Although it's likely that frequent head injuries played a role in the boxer's Parkinson's disease, certain genes may have also increased his susceptibility to the disease.

In patients with Parkinson's disease, the brain cells that produce a chemical called dopamine start to die off. Because dopamine is important for the control of muscle movement, Parkinson's patients experience symptoms such as tremors, slowed movements and muscle stiffness.

In most cases, the exact reason that the dopamine-producing cells start to die is not known, However certain genes appear to increase people's risk of developing the disease at a relatively young age. For this reason, with the younger onset of Parkinson’s disease, researchers are more suspicious of the involvement of genes.

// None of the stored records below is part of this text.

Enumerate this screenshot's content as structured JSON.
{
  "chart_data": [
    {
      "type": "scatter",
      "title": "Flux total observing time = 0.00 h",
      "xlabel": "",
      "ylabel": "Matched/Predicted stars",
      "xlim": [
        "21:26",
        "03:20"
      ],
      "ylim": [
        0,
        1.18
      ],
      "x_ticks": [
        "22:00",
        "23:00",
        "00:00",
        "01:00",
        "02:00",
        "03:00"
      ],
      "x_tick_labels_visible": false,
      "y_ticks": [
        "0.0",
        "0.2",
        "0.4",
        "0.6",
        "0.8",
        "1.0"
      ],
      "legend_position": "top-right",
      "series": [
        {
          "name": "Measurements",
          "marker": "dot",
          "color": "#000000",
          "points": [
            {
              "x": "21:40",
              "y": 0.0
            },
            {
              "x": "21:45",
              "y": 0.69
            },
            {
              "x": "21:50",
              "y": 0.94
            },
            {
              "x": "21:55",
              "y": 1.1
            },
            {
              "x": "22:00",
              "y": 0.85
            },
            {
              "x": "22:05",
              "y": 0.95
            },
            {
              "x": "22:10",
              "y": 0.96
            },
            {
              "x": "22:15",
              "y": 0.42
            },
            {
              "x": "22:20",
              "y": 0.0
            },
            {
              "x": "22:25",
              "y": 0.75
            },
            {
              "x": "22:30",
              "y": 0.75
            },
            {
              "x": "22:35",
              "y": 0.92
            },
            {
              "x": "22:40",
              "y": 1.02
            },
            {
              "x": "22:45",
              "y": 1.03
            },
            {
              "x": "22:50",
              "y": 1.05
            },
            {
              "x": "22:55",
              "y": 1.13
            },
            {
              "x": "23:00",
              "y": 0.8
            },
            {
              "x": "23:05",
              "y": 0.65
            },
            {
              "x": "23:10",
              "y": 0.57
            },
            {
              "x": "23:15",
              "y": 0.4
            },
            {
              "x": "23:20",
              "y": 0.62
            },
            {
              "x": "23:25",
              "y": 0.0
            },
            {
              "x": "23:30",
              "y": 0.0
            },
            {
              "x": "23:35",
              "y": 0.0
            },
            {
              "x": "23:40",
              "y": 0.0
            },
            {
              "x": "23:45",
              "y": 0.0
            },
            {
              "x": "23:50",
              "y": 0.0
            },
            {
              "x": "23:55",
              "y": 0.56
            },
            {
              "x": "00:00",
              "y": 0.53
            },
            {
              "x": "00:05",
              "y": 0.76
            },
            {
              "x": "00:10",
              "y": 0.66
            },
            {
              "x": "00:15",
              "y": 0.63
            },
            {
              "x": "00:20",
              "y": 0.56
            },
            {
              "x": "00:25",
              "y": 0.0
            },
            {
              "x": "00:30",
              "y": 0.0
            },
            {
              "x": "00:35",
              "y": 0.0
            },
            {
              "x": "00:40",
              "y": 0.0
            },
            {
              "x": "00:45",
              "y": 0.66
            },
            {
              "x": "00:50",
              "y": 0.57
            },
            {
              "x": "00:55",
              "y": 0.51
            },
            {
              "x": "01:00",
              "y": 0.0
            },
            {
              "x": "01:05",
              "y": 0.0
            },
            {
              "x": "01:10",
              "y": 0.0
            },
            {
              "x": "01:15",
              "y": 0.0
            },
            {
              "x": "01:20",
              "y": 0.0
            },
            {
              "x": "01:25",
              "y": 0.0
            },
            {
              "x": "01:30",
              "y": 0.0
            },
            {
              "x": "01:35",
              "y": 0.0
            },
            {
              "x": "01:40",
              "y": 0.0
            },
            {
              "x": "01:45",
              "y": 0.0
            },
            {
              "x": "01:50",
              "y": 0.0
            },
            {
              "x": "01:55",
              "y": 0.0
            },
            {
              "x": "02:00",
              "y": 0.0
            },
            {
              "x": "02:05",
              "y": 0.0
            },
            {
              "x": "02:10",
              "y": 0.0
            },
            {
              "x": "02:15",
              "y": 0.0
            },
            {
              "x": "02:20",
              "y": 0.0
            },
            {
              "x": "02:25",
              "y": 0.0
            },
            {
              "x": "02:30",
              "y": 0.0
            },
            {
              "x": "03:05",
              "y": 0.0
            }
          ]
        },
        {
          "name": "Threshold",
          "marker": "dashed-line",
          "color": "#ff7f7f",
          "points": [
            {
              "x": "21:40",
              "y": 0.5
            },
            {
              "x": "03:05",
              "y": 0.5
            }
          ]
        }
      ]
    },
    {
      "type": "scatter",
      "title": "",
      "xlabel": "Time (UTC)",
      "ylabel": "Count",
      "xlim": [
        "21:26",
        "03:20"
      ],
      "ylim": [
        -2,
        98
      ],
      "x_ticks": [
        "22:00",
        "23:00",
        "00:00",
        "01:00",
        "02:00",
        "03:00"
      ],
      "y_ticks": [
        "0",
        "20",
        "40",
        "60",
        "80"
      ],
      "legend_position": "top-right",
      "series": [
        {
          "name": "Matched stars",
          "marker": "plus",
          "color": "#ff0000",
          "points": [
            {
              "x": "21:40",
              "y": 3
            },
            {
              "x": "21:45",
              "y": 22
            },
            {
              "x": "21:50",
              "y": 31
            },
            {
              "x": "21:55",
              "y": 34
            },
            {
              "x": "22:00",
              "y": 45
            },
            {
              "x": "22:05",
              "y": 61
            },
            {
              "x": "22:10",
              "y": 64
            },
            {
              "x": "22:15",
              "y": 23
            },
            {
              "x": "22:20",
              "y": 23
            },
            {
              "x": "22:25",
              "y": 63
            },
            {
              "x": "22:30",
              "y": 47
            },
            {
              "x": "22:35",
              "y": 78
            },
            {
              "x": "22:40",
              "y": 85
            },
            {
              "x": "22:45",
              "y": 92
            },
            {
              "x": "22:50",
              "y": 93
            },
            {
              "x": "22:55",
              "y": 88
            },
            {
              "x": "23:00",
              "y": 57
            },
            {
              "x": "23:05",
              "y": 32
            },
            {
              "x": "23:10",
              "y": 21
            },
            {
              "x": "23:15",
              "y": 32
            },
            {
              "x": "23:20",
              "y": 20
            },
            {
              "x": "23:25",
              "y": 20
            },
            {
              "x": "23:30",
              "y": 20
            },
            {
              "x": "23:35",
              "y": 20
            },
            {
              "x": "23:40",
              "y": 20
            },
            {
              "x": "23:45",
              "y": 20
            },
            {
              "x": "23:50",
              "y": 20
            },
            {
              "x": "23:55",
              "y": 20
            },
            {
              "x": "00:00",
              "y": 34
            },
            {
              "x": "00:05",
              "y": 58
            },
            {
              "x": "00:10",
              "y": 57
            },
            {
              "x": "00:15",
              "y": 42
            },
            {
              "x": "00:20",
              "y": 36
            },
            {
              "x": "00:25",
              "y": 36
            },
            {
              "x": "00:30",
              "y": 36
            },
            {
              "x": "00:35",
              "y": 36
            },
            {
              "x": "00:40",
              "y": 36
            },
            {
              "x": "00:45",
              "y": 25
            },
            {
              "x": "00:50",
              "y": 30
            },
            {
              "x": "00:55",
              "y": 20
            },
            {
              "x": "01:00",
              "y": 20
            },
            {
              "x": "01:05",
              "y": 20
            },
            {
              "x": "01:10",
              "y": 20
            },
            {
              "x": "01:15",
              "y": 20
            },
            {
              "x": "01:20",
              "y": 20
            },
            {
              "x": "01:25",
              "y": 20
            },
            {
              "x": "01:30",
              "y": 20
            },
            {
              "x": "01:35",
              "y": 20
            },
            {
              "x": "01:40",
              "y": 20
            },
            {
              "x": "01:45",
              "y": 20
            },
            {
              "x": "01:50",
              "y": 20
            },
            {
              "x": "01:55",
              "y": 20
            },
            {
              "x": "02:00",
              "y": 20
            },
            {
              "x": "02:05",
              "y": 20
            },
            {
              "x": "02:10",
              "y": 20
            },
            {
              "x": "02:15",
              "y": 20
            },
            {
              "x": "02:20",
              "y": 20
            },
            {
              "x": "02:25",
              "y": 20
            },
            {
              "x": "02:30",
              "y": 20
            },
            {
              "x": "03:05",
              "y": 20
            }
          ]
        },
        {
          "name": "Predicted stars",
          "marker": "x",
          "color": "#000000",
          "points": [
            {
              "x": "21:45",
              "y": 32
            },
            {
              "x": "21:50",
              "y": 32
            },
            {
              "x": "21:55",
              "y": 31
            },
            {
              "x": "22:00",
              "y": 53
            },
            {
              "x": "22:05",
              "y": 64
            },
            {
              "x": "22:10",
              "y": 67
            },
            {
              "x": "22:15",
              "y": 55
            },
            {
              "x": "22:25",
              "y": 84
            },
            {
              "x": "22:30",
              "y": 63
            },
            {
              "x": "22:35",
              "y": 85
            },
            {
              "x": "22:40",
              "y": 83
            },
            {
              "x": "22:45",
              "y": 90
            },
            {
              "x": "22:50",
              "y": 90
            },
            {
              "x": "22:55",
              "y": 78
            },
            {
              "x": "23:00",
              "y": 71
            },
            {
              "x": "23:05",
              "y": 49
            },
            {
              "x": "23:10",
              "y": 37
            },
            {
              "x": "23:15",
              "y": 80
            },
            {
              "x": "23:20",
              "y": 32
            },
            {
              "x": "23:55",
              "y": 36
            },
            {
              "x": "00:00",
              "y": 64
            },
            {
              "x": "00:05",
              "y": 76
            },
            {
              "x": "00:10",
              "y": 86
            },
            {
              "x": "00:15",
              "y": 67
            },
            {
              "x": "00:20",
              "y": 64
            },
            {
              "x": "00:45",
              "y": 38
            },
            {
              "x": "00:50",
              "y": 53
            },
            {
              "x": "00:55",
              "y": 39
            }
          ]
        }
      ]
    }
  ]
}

Still, head trauma has also been linked with Parkinson's disease. In a 2013 review study, researchers found that people with head trauma that resulted in a concussion were 57 percent more likely to develop Parkinson's disease, than people who never experienced such head trauma.

Head injuries can cause inflammation in the brain, which may lead to changes in cells and brain structures that contribute to Parkinson's disease.

And injuries that specifically damage the part of the brain that contains dopamine-producing cells, called the substantia nigra, can also lead to Parkinson's disease.